Una
vez que hemos tomado la decisión de obedecer a Dios, nos vestimos de coraje y
seguimos adelante. Esto es, hasta que algo nos hace dudar y cuestionar la
sensatez de esta decisión. ¿Qué podemos hacer ahora?
1.
Hágase
algunas preguntas en cuanto a Dios: ¿Ha prometido Dios responder a todas
mis necesidades? ¿Ha enviado al Espíritu Santo para que habite en mí, me guíe y
me prepare para obedecerle? ¿Prometió Dios estar conmigo siempre? ¿Hay algo que
sea demasiado difícil para Él?

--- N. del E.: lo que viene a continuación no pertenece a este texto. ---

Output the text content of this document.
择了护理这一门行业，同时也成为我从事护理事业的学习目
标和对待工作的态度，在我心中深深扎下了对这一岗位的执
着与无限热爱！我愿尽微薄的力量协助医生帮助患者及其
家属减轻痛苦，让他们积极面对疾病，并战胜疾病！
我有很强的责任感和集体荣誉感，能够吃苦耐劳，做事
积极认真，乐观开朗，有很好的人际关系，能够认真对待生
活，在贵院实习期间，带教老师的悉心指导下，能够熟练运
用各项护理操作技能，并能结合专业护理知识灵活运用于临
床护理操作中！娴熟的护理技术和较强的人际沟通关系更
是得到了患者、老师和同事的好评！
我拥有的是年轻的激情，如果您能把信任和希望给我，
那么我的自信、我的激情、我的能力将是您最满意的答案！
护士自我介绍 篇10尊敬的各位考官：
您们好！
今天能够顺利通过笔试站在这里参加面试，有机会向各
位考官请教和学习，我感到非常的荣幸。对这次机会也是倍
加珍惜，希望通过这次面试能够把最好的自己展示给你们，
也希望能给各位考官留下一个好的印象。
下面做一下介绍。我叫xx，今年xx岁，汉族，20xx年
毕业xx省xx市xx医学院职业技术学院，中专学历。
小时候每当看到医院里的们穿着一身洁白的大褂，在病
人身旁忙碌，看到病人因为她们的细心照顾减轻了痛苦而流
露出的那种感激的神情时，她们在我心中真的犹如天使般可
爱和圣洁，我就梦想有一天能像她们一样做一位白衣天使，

Escudriñe
la Biblia en busca de respuestas a estas preguntas, y deje que la verdad de
Dios llene su mente.
2.
Medite
en la Palabra de Dios. Pídale
al Señor que le ayude a encontrar versículos que tengan que ver con lo que
usted está enfrentando. Después, examine el pasaje y aplique sus enseñanzas a
su situación personal.
3.
Recuerde
la fidelidad del Señor en el pasado. Dios
es fiel por naturaleza, y obra siempre de acuerdo con su carácter. El enemigo
quiere hacernos olvidar todo lo que Dios ha hecho por nosotros.
4.
Evalúe
la situación. Hágase
estas preguntas: ¿Qué
tan importante es esta decisión, y a quienes puede afectar? ¿Es una de esas
encrucijadas en el camino en las que mi incredulidad puede hacer que yo u otra
persona pase la vida llena de arrepentimiento?
5.
Elija
confiar en el Señor. Tome
la decisión de creerle a Dios y obedecerle, sin importar cómo se sienta.
Al dar usted un paso de fe, Dios le fortalecerá por medio de su Espíritu, y le dará el poder para seguir adelante. Antes de que usted se dé cuenta, su fe se volverá firme, sentirá gozo y comenzará a avanzar de nuevo.